CSAM Incubator Firm Tackles Lead-contaminated Soil

Lead-based paint was banned by the Consumer Product Safety Commission in 1978 but it remains a hazard in many old, deteriorating buildings. When the paint starts to flake and weather, lead particles can end up contaminating the surrounding soil.

Children who play in the soil are exposed to the harmful effects of lead and lead-contaminated dust tracked in from outside is a major source of lead pollution in homes.

SIROM Scientific Solutions LLC, a business incubator established in the College of Science and Mathematics (CSAM) at Montclair State University specializing in environmentally-friendly solutions to environmental contamination problems, has developed a new, cost-effective “green” technology that can significantly reduce the amount of lead in soil.

The technology involves planting vetiver grass (a tall, tropical/sub-tropical, non-invasive grass with roots that extend 2-4 meters into the soil) and then applying a natural, biodegradable agent known as EDDS. Tests are being conducted on lead paint-contaminated soil samples from Baltimore, Maryland and San Antonio, Texas.

“Our aim was to develop a technology that worked in different environmental conditions.
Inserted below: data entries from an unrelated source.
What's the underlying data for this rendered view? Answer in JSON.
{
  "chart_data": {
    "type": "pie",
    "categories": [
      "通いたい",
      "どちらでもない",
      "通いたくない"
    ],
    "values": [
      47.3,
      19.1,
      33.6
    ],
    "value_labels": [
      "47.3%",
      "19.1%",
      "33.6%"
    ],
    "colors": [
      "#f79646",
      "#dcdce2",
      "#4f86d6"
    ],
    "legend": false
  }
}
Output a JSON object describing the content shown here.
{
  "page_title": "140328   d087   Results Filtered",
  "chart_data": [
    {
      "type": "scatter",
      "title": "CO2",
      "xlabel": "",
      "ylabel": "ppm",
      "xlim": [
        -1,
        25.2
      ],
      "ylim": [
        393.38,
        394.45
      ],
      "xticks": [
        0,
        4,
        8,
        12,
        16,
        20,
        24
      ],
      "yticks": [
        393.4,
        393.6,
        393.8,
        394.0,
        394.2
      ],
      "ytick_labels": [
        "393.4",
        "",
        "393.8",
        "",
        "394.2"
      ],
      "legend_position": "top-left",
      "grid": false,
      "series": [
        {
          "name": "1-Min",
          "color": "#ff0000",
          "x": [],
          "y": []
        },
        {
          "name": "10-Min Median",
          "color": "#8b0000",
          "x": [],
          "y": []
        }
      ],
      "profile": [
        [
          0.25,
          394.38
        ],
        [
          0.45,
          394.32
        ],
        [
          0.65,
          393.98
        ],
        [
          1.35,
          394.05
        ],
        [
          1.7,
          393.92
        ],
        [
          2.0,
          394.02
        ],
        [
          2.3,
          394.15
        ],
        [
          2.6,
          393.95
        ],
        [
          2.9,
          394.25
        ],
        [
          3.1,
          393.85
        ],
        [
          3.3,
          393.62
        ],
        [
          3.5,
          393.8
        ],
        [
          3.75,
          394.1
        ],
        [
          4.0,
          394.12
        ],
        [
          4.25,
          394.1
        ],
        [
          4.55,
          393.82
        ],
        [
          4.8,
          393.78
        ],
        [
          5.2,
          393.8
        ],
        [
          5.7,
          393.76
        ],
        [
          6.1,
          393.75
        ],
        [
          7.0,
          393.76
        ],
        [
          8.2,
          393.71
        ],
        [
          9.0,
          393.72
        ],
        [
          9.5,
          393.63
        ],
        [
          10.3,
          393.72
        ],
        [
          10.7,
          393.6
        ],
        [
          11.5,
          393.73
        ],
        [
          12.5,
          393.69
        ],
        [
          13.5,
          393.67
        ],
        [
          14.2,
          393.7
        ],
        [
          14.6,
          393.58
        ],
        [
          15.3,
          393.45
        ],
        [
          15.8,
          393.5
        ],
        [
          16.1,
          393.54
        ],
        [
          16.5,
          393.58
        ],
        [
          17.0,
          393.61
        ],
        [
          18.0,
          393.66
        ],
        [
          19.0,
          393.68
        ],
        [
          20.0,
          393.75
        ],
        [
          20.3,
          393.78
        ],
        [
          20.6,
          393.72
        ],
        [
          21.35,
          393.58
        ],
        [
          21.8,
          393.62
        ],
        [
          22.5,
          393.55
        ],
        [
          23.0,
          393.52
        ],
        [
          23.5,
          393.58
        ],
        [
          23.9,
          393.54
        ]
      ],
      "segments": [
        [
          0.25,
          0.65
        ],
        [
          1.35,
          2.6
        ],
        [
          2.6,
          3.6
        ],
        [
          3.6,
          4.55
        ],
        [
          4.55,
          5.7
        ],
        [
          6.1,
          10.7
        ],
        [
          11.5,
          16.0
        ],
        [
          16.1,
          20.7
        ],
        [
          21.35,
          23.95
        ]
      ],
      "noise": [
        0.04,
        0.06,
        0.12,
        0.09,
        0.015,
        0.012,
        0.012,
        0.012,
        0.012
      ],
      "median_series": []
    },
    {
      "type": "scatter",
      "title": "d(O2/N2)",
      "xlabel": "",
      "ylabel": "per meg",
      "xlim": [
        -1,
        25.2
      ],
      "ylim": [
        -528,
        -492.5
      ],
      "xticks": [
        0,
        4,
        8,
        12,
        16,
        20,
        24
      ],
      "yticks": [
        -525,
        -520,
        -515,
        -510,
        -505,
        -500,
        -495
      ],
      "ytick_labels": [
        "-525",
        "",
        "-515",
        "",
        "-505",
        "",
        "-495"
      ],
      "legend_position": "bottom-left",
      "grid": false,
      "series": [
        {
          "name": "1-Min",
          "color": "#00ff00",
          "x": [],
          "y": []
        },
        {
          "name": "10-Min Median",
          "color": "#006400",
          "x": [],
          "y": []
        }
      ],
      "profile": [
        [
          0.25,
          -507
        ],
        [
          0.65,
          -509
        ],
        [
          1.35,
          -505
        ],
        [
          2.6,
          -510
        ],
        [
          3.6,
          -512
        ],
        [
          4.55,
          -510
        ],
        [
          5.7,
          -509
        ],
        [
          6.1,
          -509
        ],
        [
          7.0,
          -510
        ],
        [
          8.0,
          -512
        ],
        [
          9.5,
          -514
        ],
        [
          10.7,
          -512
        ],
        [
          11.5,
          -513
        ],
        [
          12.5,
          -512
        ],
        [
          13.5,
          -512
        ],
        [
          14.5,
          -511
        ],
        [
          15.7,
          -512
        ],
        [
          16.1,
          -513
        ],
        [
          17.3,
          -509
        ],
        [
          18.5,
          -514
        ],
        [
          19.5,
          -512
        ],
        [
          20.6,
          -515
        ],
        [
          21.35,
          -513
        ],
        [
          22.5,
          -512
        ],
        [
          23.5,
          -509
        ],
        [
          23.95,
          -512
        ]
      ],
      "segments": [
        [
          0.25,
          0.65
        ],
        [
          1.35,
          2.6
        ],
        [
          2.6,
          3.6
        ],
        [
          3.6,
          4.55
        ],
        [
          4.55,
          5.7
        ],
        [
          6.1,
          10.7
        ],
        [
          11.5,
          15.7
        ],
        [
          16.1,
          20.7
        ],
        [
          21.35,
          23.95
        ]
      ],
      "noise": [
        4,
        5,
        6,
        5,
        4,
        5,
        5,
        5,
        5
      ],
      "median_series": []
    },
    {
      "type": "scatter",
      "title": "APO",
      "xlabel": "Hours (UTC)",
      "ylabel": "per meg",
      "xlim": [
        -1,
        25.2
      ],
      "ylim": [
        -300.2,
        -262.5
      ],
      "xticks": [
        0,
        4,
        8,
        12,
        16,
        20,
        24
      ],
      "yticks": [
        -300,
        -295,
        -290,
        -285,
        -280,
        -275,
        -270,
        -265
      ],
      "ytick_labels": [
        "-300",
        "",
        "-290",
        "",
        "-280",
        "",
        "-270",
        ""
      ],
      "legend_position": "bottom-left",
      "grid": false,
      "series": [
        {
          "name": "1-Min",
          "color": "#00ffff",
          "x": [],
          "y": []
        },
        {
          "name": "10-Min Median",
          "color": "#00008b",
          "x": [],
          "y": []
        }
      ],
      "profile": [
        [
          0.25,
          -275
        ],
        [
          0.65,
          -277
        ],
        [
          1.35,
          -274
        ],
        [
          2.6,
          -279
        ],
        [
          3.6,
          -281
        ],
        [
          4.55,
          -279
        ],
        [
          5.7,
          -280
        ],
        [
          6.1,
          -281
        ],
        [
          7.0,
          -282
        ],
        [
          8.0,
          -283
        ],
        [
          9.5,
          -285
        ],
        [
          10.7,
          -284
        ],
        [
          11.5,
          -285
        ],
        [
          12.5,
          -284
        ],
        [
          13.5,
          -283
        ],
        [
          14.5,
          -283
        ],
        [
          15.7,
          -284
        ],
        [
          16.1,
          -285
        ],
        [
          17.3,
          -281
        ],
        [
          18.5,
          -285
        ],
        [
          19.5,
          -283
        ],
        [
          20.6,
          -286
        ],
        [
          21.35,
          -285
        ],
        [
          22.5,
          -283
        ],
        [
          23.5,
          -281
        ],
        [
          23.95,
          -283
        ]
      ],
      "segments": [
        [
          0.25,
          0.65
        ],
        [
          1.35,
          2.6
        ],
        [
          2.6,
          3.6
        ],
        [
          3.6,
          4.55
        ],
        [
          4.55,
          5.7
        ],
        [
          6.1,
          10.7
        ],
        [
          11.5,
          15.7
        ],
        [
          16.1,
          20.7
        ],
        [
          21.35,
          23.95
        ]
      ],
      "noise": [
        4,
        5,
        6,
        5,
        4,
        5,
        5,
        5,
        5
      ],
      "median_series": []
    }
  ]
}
San Antonio and Baltimore both have lead problems, but they have climate differences—Baltimore is much colder than San Antonio.  Also, the soil in Baltimore is more acidic and in San Antonio more alkaline,” said Dibyendu “Dibs” Sarkar, a Principal with SIROM in charge of scientific operations who is a professor of Earth and Environmental Studies at Montclair State and director of the PhD program in Environmental Management here.

During Phase I of the research which was conducted under greenhouse conditions, the vetiver grass absorbed 14% of the lead in soil samples from San Antonio and 24% from the Baltimore soil samples per EDDS application. Sarkar said repeated applications of EDDS may be necessary to reduce the lead to below the Environmental Protection Agency’s permissible limit of 400 mg/kg.

In March, 2011, the company received a $499,694 federal grant from the Department of Housing and Urban Development – Lead Technical Study Grant Program (HUD-LTS) to continue its research for the next two years.

Phase II, which will make use of the HUD-LTS grant, involves validating the lead remediation results under natural field conditions in simulated field plots, while Phase III will take the vetiver grass project directly into affected neighborhoods in Baltimore and San Antonio.

SIROM Scientific Solutions is the second incubator company at CSAM (the first, a biomedical firm, left in 2010).  The company was established in 2007 by Sarkar and a fellow colleague, Rupali Datta, at the University of Texas/San Antonio. SIROM was relocated to Montclair State when Sarkar became a faculty member here in Fall, 2008. It had an $848,000 grant from the U.S. Department of Defense to develop a green technology for removing metals from shipyard storm water.

The construction of CSAM’s 100,000-square-foot Center for Environmental and Life Sciences (CELS) will make it possible to host more incubator companies on campus. “We would have space for two to three additional companies,” said CSAM Dean Robert Prezant, who added such firms represent an important future direction for the University.

“They give our students an opportunity to see the start-up of a real-world science enterprise. They also give start-up companies a place to incubate and hatch and in return help the economy of New Jersey if they are successful,” he explained.

In exchange for lab space at a reduced rate and financially supporting the process of patenting the company’s ideas, the University will split any revenues earned by the company 50-50. Revenues could potentially reach six or seven figures after Phase III is completed in 2014 and the company’s products hit the market.

Sarkar, however, enjoys the intellectual satisfaction he gets from his business too much to put much emphasis on commercial growth or expansion. “Primarily, we want to stay as an R& D company,” he said. “This is an avenue for us to use our creative juices and to take our ideas from the laboratory out into the world.”